Изменить стиль страницы

— Я об этом не знал. Отличный анекдот, — насильно улыбнувшись, сказал Дэвид. — Урок всей вашей чванной братии, — лицо его опять застыло, и он уставился на индейский ковер.

— В ту пору, — продолжал полковник, поглядывая в сторону кухни, — считалось, что вас, капризных баловней, необходимо приучать к дисциплине. Я знаю, вы на все корки клянете и генерала и армию вообще, только, ей-богу, зря. Мы давно уже оставили попытки муштровать ученых примадонн наподобие солдат, совершенно не понимаю, почему вас так бесит военное руководство. Живи и жить давай другим. Так или иначе, а мы свое дело сделали. Уж вам-то, Дэйв, известно, чем я тут занимаюсь. Отчасти я — начальство, но главным образом — великий специалист по домашнему хозяйству.

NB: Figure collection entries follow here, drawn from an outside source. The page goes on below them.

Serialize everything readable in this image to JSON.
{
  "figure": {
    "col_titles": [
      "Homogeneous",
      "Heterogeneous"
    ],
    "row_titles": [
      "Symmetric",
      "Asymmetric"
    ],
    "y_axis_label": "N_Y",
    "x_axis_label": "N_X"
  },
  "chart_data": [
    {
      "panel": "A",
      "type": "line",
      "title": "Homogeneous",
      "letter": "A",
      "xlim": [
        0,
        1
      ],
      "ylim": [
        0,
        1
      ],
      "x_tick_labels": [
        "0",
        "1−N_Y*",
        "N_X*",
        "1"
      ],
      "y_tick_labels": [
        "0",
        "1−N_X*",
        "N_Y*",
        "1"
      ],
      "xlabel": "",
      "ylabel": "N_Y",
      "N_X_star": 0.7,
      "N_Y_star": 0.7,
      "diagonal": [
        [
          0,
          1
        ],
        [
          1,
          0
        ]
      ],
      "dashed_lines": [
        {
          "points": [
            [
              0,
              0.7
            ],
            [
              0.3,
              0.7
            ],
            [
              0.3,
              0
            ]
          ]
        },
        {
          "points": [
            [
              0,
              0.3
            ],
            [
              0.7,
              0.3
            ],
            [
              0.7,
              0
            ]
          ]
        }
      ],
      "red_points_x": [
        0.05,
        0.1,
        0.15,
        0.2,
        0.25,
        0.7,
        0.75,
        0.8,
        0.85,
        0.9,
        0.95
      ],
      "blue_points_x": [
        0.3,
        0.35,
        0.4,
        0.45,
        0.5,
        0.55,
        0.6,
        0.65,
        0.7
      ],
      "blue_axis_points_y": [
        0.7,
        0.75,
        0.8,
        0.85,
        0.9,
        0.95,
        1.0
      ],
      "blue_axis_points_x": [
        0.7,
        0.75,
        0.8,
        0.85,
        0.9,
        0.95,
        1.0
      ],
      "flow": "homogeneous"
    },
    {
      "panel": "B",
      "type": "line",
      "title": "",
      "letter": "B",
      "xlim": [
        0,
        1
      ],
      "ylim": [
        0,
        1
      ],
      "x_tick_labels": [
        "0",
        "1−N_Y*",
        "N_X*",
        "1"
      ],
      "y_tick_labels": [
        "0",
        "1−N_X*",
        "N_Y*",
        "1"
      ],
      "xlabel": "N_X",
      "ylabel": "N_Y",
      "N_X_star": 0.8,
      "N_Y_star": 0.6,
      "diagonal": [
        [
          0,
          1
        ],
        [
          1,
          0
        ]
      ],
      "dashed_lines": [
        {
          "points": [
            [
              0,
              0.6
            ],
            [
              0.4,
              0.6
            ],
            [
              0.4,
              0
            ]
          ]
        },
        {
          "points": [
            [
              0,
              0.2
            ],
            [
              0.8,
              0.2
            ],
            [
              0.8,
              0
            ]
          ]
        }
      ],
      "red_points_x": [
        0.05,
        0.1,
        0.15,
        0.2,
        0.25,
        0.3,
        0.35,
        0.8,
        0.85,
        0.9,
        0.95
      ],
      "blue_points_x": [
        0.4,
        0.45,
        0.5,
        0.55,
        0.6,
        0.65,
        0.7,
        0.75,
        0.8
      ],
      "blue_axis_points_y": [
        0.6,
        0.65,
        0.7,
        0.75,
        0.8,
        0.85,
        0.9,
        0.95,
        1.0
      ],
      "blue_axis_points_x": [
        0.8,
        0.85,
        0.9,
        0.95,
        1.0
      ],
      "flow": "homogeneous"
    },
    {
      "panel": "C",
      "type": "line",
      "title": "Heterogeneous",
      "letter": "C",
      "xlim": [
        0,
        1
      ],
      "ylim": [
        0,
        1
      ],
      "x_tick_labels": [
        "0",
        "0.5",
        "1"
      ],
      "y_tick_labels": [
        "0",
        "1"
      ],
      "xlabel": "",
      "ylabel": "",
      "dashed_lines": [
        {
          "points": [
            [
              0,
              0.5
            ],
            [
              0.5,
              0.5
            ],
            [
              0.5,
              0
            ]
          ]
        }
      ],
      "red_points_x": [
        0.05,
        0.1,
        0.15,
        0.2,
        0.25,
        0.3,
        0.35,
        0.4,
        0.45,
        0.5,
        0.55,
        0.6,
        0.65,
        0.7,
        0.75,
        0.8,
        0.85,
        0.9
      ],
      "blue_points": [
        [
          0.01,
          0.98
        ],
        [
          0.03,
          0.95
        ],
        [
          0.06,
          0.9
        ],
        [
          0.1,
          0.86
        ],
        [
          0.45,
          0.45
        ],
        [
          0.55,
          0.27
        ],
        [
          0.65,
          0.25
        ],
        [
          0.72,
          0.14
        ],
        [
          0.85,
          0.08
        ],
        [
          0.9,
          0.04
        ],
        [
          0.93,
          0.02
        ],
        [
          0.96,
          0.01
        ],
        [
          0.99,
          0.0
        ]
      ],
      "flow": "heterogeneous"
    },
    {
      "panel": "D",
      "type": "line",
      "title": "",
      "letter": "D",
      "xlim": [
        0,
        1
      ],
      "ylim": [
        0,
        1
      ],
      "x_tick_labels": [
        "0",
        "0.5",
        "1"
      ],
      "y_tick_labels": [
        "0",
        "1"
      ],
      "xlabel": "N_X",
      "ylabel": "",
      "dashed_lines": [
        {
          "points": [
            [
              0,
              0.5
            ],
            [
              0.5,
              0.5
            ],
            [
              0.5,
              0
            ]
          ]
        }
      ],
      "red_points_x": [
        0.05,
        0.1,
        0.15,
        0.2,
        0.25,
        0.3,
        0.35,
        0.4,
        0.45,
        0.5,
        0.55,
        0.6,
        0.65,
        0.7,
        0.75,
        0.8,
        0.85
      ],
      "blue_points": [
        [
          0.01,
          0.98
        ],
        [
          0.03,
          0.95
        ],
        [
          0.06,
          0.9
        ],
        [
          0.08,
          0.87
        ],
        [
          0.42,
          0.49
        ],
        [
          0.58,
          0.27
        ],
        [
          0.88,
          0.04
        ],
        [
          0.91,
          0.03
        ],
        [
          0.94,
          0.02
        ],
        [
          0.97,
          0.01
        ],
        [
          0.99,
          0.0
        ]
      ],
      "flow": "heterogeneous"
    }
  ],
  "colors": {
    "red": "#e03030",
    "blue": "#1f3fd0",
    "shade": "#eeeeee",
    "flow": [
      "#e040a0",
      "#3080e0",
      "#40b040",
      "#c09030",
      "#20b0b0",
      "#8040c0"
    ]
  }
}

Имейте в виду, я застрелю вас на восходе солнца, если вы кому-нибудь проговоритесь, и счастье ваше, что, во-первых, все это и так знают, а во-вторых, у меня на вас не подымется рука.

Он чуть нагнулся, чтобы разглядеть выражение склоненного лица Дэвида и убедился, что шутка его не имела успеха.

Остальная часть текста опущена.